Bristol Palin vents about her ex and the McCains, but if she's learned some life lessons they don't come through in her memoir.
It seems Bristol Palin has lived several lifetimes in her 20 years.
At an age when most 20-year-olds are adjusting to college and doing their own laundry, the eldest daughter of Sarah Palin had already: broken her own vow to remain celibate until marriage; became a teenage mother; stumbled through an on-again, off-again troubled relationship with the father of her child; entered the fray of reality TV on “Dancing with the Stars”; and got media-savvy fast on the 2008 McCain-Palin campaign trail.
Did we forget to mention she’s also published a memoir?

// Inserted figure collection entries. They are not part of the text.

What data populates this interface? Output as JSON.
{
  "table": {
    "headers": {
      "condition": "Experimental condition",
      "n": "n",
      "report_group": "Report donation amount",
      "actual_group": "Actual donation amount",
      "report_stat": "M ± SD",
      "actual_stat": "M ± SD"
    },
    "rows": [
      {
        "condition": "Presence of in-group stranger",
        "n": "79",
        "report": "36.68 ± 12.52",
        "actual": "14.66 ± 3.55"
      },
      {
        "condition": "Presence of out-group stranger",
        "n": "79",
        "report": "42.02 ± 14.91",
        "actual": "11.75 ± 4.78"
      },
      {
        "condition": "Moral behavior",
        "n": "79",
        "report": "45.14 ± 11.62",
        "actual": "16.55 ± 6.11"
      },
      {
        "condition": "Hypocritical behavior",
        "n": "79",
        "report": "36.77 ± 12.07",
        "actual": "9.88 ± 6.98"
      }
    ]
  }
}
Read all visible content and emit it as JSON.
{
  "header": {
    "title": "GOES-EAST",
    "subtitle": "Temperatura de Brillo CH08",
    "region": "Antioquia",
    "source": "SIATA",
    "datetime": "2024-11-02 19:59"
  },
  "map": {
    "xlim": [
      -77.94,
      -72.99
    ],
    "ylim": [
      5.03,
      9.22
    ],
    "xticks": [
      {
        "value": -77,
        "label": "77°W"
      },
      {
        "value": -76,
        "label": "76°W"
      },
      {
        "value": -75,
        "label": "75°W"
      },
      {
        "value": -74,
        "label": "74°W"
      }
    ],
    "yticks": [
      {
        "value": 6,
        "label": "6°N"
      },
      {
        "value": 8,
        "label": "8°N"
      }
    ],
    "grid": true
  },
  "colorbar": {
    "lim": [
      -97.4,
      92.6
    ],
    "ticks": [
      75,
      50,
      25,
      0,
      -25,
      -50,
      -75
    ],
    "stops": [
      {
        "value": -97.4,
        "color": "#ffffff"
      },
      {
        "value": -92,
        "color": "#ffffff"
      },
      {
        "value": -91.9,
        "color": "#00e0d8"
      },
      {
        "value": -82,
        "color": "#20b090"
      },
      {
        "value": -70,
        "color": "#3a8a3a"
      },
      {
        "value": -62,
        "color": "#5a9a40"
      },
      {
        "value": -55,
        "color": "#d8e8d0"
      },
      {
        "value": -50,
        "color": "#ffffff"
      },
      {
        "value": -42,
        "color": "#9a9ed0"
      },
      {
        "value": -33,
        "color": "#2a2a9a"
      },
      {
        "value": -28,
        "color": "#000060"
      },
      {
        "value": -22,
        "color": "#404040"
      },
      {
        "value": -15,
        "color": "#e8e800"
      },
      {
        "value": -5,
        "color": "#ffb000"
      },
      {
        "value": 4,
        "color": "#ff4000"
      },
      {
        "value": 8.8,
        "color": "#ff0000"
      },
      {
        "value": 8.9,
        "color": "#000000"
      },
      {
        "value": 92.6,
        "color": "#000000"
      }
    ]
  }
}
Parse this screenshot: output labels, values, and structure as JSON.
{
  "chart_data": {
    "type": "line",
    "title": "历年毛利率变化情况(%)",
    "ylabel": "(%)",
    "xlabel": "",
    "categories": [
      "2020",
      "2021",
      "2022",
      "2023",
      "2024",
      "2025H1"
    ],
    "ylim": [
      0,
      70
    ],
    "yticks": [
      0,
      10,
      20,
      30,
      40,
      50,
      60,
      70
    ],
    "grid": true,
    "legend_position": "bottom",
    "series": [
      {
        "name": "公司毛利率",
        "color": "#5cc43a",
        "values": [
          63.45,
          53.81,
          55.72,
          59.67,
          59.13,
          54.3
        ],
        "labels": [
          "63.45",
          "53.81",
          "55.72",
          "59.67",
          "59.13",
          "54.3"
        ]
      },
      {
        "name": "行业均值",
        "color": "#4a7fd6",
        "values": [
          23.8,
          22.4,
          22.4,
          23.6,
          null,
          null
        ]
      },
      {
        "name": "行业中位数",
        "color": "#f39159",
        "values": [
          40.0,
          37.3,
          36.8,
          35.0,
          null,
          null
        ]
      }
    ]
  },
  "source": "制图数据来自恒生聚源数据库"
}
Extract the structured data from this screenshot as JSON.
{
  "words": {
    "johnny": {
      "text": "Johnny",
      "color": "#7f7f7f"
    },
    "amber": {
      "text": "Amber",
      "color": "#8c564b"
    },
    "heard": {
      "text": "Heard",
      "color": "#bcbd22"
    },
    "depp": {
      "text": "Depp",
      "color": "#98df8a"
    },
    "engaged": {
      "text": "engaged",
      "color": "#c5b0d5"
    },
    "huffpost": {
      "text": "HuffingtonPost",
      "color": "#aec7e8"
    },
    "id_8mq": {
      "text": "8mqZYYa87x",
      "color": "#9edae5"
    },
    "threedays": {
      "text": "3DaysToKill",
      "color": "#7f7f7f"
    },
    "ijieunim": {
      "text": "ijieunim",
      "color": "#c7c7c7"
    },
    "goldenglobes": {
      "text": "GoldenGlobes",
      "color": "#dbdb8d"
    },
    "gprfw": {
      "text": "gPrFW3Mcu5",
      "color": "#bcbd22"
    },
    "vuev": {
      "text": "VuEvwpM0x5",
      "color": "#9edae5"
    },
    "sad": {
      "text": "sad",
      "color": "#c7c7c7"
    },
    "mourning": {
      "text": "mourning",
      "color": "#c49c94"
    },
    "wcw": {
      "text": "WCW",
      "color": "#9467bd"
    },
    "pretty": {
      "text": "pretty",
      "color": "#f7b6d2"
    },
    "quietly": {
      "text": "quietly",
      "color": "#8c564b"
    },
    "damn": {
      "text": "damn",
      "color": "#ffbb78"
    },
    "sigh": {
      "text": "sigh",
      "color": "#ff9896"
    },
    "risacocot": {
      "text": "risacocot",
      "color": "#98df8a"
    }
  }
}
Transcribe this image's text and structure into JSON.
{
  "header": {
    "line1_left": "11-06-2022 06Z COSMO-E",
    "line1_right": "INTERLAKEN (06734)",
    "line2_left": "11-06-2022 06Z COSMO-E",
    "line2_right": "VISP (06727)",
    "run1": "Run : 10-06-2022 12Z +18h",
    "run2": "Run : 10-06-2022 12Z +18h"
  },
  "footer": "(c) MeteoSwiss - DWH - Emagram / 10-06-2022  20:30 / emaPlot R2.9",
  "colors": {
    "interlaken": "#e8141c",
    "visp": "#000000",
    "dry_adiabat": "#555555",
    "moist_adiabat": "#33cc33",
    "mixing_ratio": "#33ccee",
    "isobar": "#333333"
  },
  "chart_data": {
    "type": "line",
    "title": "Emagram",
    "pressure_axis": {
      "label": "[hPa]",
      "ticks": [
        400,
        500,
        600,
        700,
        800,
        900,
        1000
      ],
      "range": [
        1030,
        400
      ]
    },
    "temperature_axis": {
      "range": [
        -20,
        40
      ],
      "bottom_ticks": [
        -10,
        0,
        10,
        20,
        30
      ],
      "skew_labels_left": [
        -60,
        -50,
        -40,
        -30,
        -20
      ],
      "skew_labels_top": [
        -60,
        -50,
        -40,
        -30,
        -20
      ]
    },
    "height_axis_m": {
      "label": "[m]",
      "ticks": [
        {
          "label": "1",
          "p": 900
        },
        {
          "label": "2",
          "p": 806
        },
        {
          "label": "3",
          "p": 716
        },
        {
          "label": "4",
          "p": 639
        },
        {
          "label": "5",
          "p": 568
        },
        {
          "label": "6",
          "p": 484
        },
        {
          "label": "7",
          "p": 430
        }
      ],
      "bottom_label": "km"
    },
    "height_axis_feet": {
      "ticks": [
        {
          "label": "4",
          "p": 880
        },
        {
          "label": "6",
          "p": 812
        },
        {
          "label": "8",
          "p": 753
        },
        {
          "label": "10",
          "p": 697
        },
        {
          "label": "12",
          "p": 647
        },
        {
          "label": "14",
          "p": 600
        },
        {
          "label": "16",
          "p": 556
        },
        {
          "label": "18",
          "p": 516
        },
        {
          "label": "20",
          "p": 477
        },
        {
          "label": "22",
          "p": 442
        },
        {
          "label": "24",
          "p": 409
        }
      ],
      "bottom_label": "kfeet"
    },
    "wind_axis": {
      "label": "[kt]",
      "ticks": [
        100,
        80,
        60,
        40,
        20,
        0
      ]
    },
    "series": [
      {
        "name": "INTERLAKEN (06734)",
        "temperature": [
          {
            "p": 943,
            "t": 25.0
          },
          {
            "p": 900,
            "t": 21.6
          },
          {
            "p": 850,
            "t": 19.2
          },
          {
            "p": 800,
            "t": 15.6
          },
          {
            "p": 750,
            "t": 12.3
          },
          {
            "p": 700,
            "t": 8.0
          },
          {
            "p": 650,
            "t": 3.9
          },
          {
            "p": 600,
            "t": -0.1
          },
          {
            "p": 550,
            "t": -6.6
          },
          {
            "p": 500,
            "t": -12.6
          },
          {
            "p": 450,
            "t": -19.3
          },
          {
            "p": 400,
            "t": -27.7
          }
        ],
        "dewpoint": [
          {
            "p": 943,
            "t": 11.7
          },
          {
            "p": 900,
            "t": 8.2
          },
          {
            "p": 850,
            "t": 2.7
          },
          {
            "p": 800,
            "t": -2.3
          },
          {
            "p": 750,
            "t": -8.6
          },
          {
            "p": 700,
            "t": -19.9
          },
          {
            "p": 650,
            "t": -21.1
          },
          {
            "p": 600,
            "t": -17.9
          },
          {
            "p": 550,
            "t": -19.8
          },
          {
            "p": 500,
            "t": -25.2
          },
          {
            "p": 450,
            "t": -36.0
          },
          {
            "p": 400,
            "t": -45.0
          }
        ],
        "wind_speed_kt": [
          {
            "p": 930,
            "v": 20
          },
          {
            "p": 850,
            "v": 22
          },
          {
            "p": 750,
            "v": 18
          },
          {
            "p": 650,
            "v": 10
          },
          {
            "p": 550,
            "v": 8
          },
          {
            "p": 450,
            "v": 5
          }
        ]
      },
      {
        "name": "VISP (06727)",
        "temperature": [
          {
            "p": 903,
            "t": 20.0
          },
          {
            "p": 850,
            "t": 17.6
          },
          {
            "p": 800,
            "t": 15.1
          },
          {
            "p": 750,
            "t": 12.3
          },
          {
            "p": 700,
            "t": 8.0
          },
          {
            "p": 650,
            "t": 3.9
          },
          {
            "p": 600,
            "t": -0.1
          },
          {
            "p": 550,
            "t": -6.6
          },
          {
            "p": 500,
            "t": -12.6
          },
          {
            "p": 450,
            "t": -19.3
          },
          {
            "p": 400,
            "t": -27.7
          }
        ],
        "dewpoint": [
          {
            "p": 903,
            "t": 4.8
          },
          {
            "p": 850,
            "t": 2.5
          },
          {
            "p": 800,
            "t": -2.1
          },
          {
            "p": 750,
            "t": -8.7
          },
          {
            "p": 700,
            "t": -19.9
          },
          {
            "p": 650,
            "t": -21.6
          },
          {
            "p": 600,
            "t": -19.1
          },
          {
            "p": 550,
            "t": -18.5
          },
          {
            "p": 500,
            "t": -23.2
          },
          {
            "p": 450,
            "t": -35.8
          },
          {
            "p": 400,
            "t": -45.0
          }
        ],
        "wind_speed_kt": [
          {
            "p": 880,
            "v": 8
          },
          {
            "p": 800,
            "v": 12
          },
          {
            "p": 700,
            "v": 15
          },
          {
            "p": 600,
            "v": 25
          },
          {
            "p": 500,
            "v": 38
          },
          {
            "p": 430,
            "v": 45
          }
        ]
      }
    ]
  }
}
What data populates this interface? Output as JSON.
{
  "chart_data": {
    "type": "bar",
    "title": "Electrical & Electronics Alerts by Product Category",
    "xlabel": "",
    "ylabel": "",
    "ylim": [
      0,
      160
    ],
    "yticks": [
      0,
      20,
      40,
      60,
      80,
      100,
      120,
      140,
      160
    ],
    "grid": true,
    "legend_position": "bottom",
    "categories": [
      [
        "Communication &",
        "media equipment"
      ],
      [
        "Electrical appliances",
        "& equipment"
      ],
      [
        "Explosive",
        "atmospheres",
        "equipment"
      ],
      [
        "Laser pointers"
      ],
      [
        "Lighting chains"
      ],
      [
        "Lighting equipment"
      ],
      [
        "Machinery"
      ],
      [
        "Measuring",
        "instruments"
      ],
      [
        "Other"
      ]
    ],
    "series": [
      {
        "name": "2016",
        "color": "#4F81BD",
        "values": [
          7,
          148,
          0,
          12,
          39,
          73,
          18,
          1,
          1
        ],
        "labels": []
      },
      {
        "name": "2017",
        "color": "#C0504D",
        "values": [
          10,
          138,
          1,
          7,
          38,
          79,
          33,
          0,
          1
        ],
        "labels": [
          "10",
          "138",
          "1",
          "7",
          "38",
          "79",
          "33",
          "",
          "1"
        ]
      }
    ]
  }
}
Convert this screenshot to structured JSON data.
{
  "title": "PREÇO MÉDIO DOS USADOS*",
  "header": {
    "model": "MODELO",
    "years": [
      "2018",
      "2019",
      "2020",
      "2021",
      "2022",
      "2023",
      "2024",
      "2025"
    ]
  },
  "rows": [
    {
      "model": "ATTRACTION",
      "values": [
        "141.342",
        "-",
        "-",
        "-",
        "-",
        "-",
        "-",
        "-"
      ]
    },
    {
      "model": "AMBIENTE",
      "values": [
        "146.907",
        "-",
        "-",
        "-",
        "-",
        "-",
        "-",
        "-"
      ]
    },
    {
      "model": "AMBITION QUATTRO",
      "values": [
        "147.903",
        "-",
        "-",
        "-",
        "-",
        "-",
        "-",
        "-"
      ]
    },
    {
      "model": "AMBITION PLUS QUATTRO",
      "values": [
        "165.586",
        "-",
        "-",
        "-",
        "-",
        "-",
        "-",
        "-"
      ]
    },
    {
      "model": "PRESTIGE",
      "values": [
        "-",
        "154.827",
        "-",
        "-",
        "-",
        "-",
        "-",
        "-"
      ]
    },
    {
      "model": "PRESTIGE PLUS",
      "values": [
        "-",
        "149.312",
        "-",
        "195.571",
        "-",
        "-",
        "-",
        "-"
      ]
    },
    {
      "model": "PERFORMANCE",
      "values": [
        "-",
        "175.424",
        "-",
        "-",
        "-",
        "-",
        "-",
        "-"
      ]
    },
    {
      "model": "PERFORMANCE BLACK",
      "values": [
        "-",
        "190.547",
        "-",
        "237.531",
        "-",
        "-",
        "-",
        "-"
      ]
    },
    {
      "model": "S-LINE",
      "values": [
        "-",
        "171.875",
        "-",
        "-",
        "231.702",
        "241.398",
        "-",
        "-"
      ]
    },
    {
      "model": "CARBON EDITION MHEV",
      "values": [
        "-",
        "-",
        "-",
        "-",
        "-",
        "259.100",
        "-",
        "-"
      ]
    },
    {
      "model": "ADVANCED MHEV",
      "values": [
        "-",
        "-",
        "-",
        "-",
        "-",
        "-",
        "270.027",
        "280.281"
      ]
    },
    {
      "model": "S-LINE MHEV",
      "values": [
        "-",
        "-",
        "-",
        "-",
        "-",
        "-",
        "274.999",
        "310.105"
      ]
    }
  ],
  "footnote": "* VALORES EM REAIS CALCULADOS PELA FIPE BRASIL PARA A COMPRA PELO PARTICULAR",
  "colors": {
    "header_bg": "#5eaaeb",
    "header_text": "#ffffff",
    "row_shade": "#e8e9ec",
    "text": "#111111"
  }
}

Not Afraid of Life: My Journey So Far, hit shelves Tuesday and its already creating waves. The younger Ms. Palin dishes on everything, from losing her virginity while drunk on wine coolers, to her combustible relationship with “the gnat named Levi Johnston,” to her intense dislike for the McCains.
(Mr. Johnston, of course, will be releasing his own memoir, “Deer in the Headlights: My Life in Sarah Palin’s Crosshairs,” later this summer. We’ll report later on the quarter-life memoir trend.)
Palin begins her book with her account of the seminal night that “would affect my life in ways a teenager could not comprehend.”
She recounts a summer night in high school when she went on a camping trip with Johnston, got woozy on wine coolers, and woke up the next morning in a tent, next to Johnston’s empty sleeping bag.